DIVISION OF FIELD SERVICES
The primary functions of this division are the planning and development of school facilities, financing of school construction and the supervision of pupil transportation. In addition it administers the distribution of surplus foods and surplus properties, and the school nutrition programs. The administrator, Dr. Keith Crockett, also serves as the treasurer of the Maine School Building Authority which is an agency created to assist local units in providing school buildings when local borrowing power is inadequate to provide minimum facilities. This agency has constructed 63 separate projects in 63 municipalities at a cost of $11,207,823.
DIVISION OF PROFESSIONAL SERVICES
The Division of Professional Services has two related areas of responsibility-higher education and the certification and placement of teachers.
The development of certification has been commented on earlier in this report. The size of the undertaking, which is directed currently by J. Wilfrid Morin, is illustrated by the fact that biennially some 11,000 credentials are processed and approximately 57,000 interviews are held.
Maine has operated an active teacher placement bureau which has rendered valuable service to both teachers and employing officials. During the past biennium, 4,796 teachers and principals were assisted in securing positions.
The operation of the five state colleges, Aroostook, Farmington, Fort Kent, Gorham, and Washington, was a major assignment until the institutions became part of the University of Maine in 1967. While the function of the colleges was primarily to prepare elementary teachers, other areas of concentration included art, business, health and physical education, home economics, industrial arts, music, and special education of the handicapped and mentally retarded.
DIVISION OF INSTRUCTION
The Division of Instruction not only has the greatest number of staff members, but has the greatest responsibility for improvement of the instructional programs of the public schools. It is organized into four separate bureaus under the overall direction of Ray A. Cook.
The Bureau of Elementary Education includes consultants in the several subject areas. The transfer of supervision of the Indian Reservation Schools from the Department of Health and Welfare, in 1965 added another assignment.
The Bureau of Secondary Education is responsible for services to secondary schools. It also has driver education, educational television and newspapers-in-the-classroom programs, as well as overall administration of the programs of the Elementary and Secondary Education Act of 1965.
The Bureau of Guidance and Special Education has oversight over guidance services, special education of the physically handicapped and mentally retarded, adult education and civil defense.

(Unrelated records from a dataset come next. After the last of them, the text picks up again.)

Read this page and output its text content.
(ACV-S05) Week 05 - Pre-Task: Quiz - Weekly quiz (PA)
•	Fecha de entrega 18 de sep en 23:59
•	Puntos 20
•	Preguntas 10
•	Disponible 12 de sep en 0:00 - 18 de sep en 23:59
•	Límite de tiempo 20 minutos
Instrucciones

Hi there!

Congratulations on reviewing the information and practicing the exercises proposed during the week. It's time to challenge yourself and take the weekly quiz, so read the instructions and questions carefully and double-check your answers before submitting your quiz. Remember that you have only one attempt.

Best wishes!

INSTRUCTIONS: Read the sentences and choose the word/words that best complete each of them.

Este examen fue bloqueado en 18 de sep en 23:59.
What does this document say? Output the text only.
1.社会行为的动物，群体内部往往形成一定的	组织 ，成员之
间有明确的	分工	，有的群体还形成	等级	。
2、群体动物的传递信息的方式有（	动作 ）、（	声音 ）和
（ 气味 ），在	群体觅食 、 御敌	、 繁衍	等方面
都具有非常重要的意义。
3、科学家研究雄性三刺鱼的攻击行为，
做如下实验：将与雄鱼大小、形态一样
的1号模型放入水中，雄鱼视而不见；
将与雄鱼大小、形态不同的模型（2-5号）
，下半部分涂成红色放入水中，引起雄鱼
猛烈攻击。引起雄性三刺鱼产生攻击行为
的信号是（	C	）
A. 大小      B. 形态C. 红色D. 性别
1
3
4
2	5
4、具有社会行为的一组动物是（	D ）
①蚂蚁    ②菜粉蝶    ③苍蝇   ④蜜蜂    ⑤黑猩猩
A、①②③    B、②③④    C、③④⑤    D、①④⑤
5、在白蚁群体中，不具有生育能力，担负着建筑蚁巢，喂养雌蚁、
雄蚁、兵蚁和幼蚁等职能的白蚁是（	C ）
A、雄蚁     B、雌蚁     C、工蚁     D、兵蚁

The Bureau of Vocational Education is responsible for directing the operation of five post-secondary vocational-technical institutes, three practical nursing schools and administration and supervision of programs in agriculture, business and distributive education, trade and industrial education, fire service training, home economics, and manpower development and training.
DIVISION OF VOCATIONAL REHABILITATION
The Division of Vocational Rehabilitation which has been in operation since 1923 was a part of the State Department of Education until its transfer to the Department of Health and Welfare in 1969. It has assisted many handicapped persons to become self supporting. The growth of its staff has been gradual from one person in 1923 to 39 in 1965.
THE STATE DEPARTMENT AND FEDERAL AIDS TO EDUCATION
The first example of federal educational assistance affecting Maine antedates the national constitution and is found in the Northwest Ordinance of 1785, and under the Articles of Confederation which declared “Schools and the means of education shall forever be encouraged” and specified that land should be reserved for the schools and other purposes.
The origin of the school lots, still existing in many Maine towns, dates back to 1788 when the Legislature of Massachusetts enacted a law providing that in the distribution of all towns, thereafter, four lots, of 320 acres each, should be reserved for certain purposes. The first was for the first settled minister and was known as the “minister lot.” The second was for the use of the ministry and was known as the “ministerial lot.” The third was for the support of common schools and became known as the “school lot,” while the fourth was reserved for the future disposition of the state and was called the “state lot.”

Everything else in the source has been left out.